じん はい。2年くらい前に初めて知りました。
―― それでボカロPになるっていうのが不思議という気がします。
じん じつは専門学校の同級生が「うちの兄貴もボーカロイド使ってる」って。
―― 友だちのお兄ちゃんがボカロP!
じん かもしかさんって方なんですけど。友だちの家に行ったら、お兄さんが「これで作ってるんです」って(パソコンを)見せてくれて。「おーっ、初音ミクってこんな声出るんだ、おもしれー!」って。
―― ガチなロック、ポストロックと、ロック一直線で来ていたわけですよね。そこでアニメ声の初音ミクというのが不思議です。
じん それはそれでおもしろいじゃないかと、シンセサイザー的に考えて。レディオヘッドみたいに歌のニュアンスが大事なものを再現はできないけど、すごく速い言い回しができるじゃないですか。人間じゃできないようなことができるんじゃないかと。
―― なるほど、なんというか目線が冷静ですばらしいです。
じん ただ、(ボカロを)やってみようと思った矢先に就職が決まって。
―― それはおめでとうございます。
じん その間に初音ミクのことを忘れて。
―― それは……おめでたくないですね。
じん 「このあいだの曲どうなってる?」と、かもしかさんから連絡をもらったときにようやく思い出しました。でも、投稿が分からなくて。
―― 投稿が分からないって。
じん かもしかさんにお願いして、「ぼくのアカウントから代理で投稿してください、文章はこの文で」と。イラストをお願いして、動画は静止画で。投稿したあと、投稿者のコメントで歌詞を打ちこめば表示できるから、と教えてもらって。

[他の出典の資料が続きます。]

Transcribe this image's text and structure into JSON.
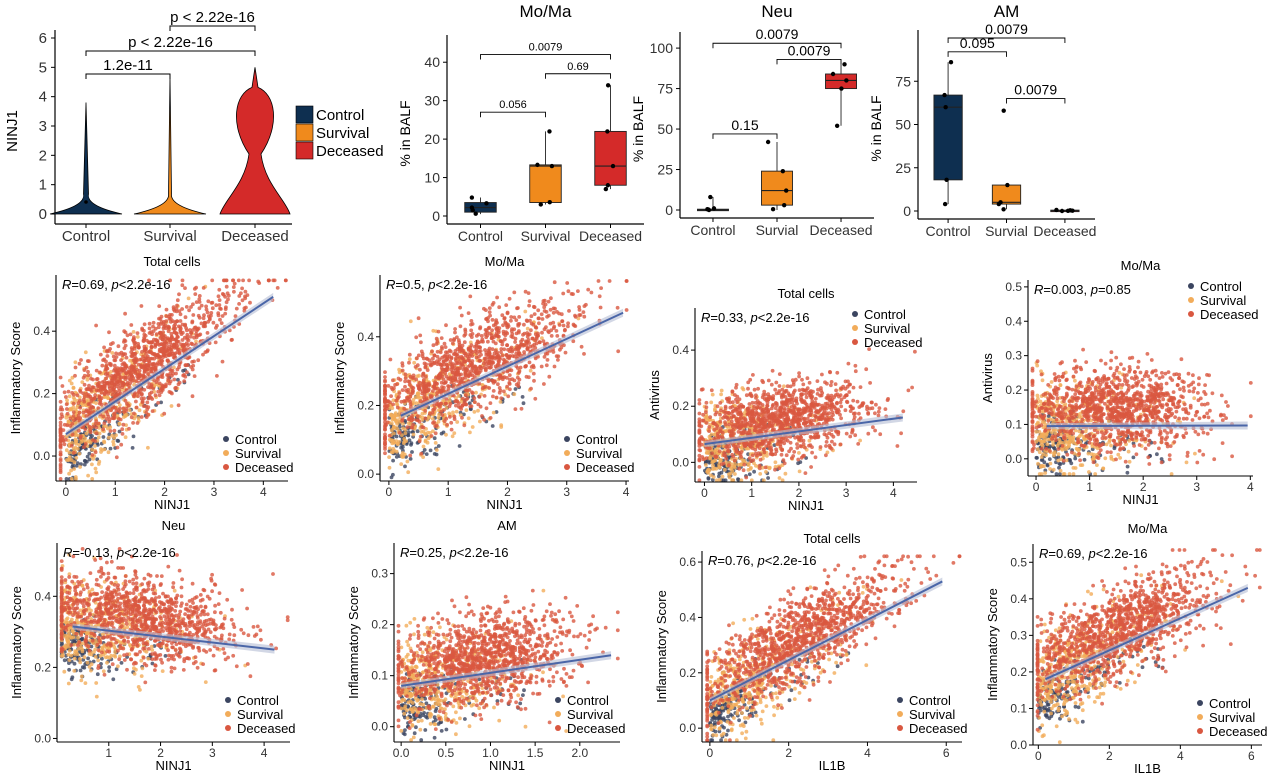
{
  "colors": {
    "control": "#0e2f50",
    "survival": "#f08a1c",
    "deceased": "#d42a29",
    "control_pt": "#3b4560",
    "survival_pt": "#f2ac5a",
    "deceased_pt": "#d95740",
    "fit_line": "#4a66a8",
    "fit_band": "#b4bcd4"
  },
  "chart_data": [
    {
      "id": "violin",
      "type": "violin",
      "ylabel": "NINJ1",
      "categories": [
        "Control",
        "Survival",
        "Deceased"
      ],
      "ylim": [
        0,
        6
      ],
      "yticks": [
        "0",
        "1",
        "2",
        "3",
        "4",
        "5",
        "6"
      ],
      "max": [
        3.8,
        4.7,
        5.0
      ],
      "comparisons": [
        {
          "between": [
            "Control",
            "Survival"
          ],
          "label": "1.2e-11"
        },
        {
          "between": [
            "Control",
            "Deceased"
          ],
          "label": "p < 2.22e-16"
        },
        {
          "between": [
            "Survival",
            "Deceased"
          ],
          "label": "p < 2.22e-16"
        }
      ],
      "legend": [
        "Control",
        "Survival",
        "Deceased"
      ]
    },
    {
      "id": "box_moma",
      "type": "box",
      "title": "Mo/Ma",
      "ylabel": "% in BALF",
      "ylim": [
        0,
        45
      ],
      "yticks": [
        0,
        10,
        20,
        30,
        40
      ],
      "categories": [
        "Control",
        "Survival",
        "Deceased"
      ],
      "boxes": [
        {
          "q1": 1.0,
          "med": 2.2,
          "q3": 3.5,
          "lo": 0.5,
          "hi": 4.8,
          "points": [
            0.6,
            1.5,
            2.2,
            3.3,
            4.8
          ]
        },
        {
          "q1": 3.5,
          "med": 13.0,
          "q3": 13.3,
          "lo": 3.0,
          "hi": 22.0,
          "points": [
            3.0,
            3.6,
            13.0,
            13.3,
            22.0
          ]
        },
        {
          "q1": 8.0,
          "med": 13.0,
          "q3": 22.0,
          "lo": 7.0,
          "hi": 34.0,
          "points": [
            7.0,
            8.0,
            13.0,
            22.0,
            34.0
          ]
        }
      ],
      "comparisons": [
        {
          "between": [
            0,
            1
          ],
          "label": "0.056",
          "y": 27
        },
        {
          "between": [
            1,
            2
          ],
          "label": "0.69",
          "y": 37
        },
        {
          "between": [
            0,
            2
          ],
          "label": "0.0079",
          "y": 42
        }
      ]
    },
    {
      "id": "box_neu",
      "type": "box",
      "title": "Neu",
      "ylabel": "% in BALF",
      "ylim": [
        0,
        105
      ],
      "yticks": [
        0,
        25,
        50,
        75,
        100
      ],
      "categories": [
        "Control",
        "Survial",
        "Deceased"
      ],
      "boxes": [
        {
          "q1": 0.0,
          "med": 0.0,
          "q3": 0.5,
          "lo": 0.0,
          "hi": 8.0,
          "points": [
            0.0,
            0.3,
            0.5,
            1.0,
            8.0
          ]
        },
        {
          "q1": 3.0,
          "med": 12.0,
          "q3": 24.0,
          "lo": 0.0,
          "hi": 42.0,
          "points": [
            0.5,
            3.0,
            12.0,
            24.0,
            42.0
          ]
        },
        {
          "q1": 75.0,
          "med": 80.0,
          "q3": 84.0,
          "lo": 52.0,
          "hi": 90.0,
          "points": [
            52.0,
            75.0,
            80.0,
            84.0,
            90.0
          ]
        }
      ],
      "comparisons": [
        {
          "between": [
            0,
            1
          ],
          "label": "0.15",
          "y": 47
        },
        {
          "between": [
            1,
            2
          ],
          "label": "0.0079",
          "y": 93
        },
        {
          "between": [
            0,
            2
          ],
          "label": "0.0079",
          "y": 103
        }
      ]
    },
    {
      "id": "box_am",
      "type": "box",
      "title": "AM",
      "ylabel": "% in BALF",
      "ylim": [
        0,
        100
      ],
      "yticks": [
        0,
        25,
        50,
        75
      ],
      "categories": [
        "Control",
        "Survial",
        "Deceased"
      ],
      "boxes": [
        {
          "q1": 18.0,
          "med": 60.0,
          "q3": 67.0,
          "lo": 4.0,
          "hi": 86.0,
          "points": [
            4.0,
            18.0,
            60.0,
            67.0,
            86.0
          ]
        },
        {
          "q1": 4.0,
          "med": 5.0,
          "q3": 15.0,
          "lo": 1.0,
          "hi": 15.0,
          "points": [
            1.0,
            4.0,
            5.0,
            15.0,
            58.0
          ]
        },
        {
          "q1": 0.0,
          "med": 0.2,
          "q3": 0.5,
          "lo": 0.0,
          "hi": 0.6,
          "points": [
            0.0,
            0.1,
            0.2,
            0.4,
            0.6
          ]
        }
      ],
      "comparisons": [
        {
          "between": [
            0,
            1
          ],
          "label": "0.095",
          "y": 92
        },
        {
          "between": [
            1,
            2
          ],
          "label": "0.0079",
          "y": 65
        },
        {
          "between": [
            0,
            2
          ],
          "label": "0.0079",
          "y": 100
        }
      ]
    },
    {
      "id": "sc_total_ninj1",
      "type": "scatter",
      "title": "Total cells",
      "xlabel": "NINJ1",
      "ylabel": "Inflammatory Score",
      "xlim": [
        -0.2,
        4.5
      ],
      "ylim": [
        -0.08,
        0.58
      ],
      "xticks": [
        0,
        1,
        2,
        3,
        4
      ],
      "yticks": [
        0.0,
        0.2,
        0.4
      ],
      "stat_R": "0.69",
      "stat_p": "<2.2e-16",
      "fit": [
        [
          0,
          0.07
        ],
        [
          4.2,
          0.51
        ]
      ],
      "legend_position": "bottom-right",
      "legend": [
        "Control",
        "Survival",
        "Deceased"
      ]
    },
    {
      "id": "sc_moma_ninj1",
      "type": "scatter",
      "title": "Mo/Ma",
      "xlabel": "NINJ1",
      "ylabel": "Inflammatory Score",
      "xlim": [
        -0.15,
        4.05
      ],
      "ylim": [
        -0.02,
        0.58
      ],
      "xticks": [
        0,
        1,
        2,
        3,
        4
      ],
      "yticks": [
        0.0,
        0.2,
        0.4
      ],
      "stat_R": "0.5",
      "stat_p": "<2.2e-16",
      "fit": [
        [
          0.2,
          0.17
        ],
        [
          3.95,
          0.47
        ]
      ],
      "legend_position": "bottom-right",
      "legend": [
        "Control",
        "Survival",
        "Deceased"
      ]
    },
    {
      "id": "sc_total_antivirus",
      "type": "scatter",
      "title": "Total cells",
      "xlabel": "NINJ1",
      "ylabel": "Antivirus",
      "xlim": [
        -0.2,
        4.5
      ],
      "ylim": [
        -0.07,
        0.55
      ],
      "xticks": [
        0,
        1,
        2,
        3,
        4
      ],
      "yticks": [
        0.0,
        0.2,
        0.4
      ],
      "stat_R": "0.33",
      "stat_p": "<2.2e-16",
      "fit": [
        [
          0,
          0.065
        ],
        [
          4.2,
          0.16
        ]
      ],
      "legend_position": "top-right",
      "legend": [
        "Control",
        "Survival",
        "Deceased"
      ]
    },
    {
      "id": "sc_moma_antivirus",
      "type": "scatter",
      "title": "Mo/Ma",
      "xlabel": "NINJ1",
      "ylabel": "Antivirus",
      "xlim": [
        -0.15,
        4.05
      ],
      "ylim": [
        -0.05,
        0.52
      ],
      "xticks": [
        0,
        1,
        2,
        3,
        4
      ],
      "yticks": [
        0.0,
        0.1,
        0.2,
        0.3,
        0.4,
        0.5
      ],
      "stat_R": "0.003",
      "stat_p": "=0.85",
      "fit": [
        [
          0.2,
          0.095
        ],
        [
          3.95,
          0.097
        ]
      ],
      "legend_position": "top-right",
      "legend": [
        "Control",
        "Survival",
        "Deceased"
      ]
    },
    {
      "id": "sc_neu_ninj1",
      "type": "scatter",
      "title": "Neu",
      "xlabel": "NINJ1",
      "ylabel": "Inflammatory Score",
      "xlim": [
        0.0,
        4.5
      ],
      "ylim": [
        -0.01,
        0.55
      ],
      "xticks": [
        1,
        2,
        3,
        4
      ],
      "yticks": [
        0.0,
        0.2,
        0.4
      ],
      "stat_R": "-0.13",
      "stat_p": "<2.2e-16",
      "fit": [
        [
          0.3,
          0.315
        ],
        [
          4.2,
          0.25
        ]
      ],
      "legend_position": "bottom-right",
      "legend": [
        "Control",
        "Survival",
        "Deceased"
      ]
    },
    {
      "id": "sc_am_ninj1",
      "type": "scatter",
      "title": "AM",
      "xlabel": "NINJ1",
      "ylabel": "Inflammatory Score",
      "xlim": [
        -0.08,
        2.45
      ],
      "ylim": [
        -0.03,
        0.36
      ],
      "xticks": [
        0.0,
        0.5,
        1.0,
        1.5,
        2.0
      ],
      "yticks": [
        0.0,
        0.1,
        0.2,
        0.3
      ],
      "stat_R": "0.25",
      "stat_p": "<2.2e-16",
      "fit": [
        [
          0,
          0.08
        ],
        [
          2.35,
          0.14
        ]
      ],
      "legend_position": "bottom-right",
      "legend": [
        "Control",
        "Survival",
        "Deceased"
      ]
    },
    {
      "id": "sc_total_il1b",
      "type": "scatter",
      "title": "Total cells",
      "xlabel": "IL1B",
      "ylabel": "Inflammatory Score",
      "xlim": [
        -0.2,
        6.4
      ],
      "ylim": [
        -0.05,
        0.64
      ],
      "xticks": [
        0,
        2,
        4,
        6
      ],
      "yticks": [
        0.0,
        0.2,
        0.4,
        0.6
      ],
      "stat_R": "0.76",
      "stat_p": "<2.2e-16",
      "fit": [
        [
          0,
          0.1
        ],
        [
          5.9,
          0.53
        ]
      ],
      "legend_position": "bottom-right",
      "legend": [
        "Control",
        "Survival",
        "Deceased"
      ]
    },
    {
      "id": "sc_moma_il1b",
      "type": "scatter",
      "title": "Mo/Ma",
      "xlabel": "IL1B",
      "ylabel": "Inflammatory Score",
      "xlim": [
        -0.15,
        6.3
      ],
      "ylim": [
        0.0,
        0.55
      ],
      "xticks": [
        0,
        2,
        4,
        6
      ],
      "yticks": [
        0.0,
        0.1,
        0.2,
        0.3,
        0.4,
        0.5
      ],
      "stat_R": "0.69",
      "stat_p": "<2.2e-16",
      "fit": [
        [
          0.2,
          0.18
        ],
        [
          5.9,
          0.43
        ]
      ],
      "legend_position": "bottom-right",
      "legend": [
        "Control",
        "Survival",
        "Deceased"
      ]
    }
  ]
}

―― インターネットデビューだったわけですね。どうでしたか?
じん うれしかったです。本当に聞いてもらえてるっていうのが。数字が出るじゃないですか。マイリストってのが何だかわかってなかったんですけど、お気に入りみたいなものだと教えてもらって、何百人もお気に入りに登録してくれてるってことがすごくうれしくて。
―― 今までは13人だったのに。
じん はい。もともと(作曲の)ペースを長い感じでやっていこうと思ってたんですけど、すごく聞いてもらえてたので、じゃあ2曲目を作らなきゃという感じになりました。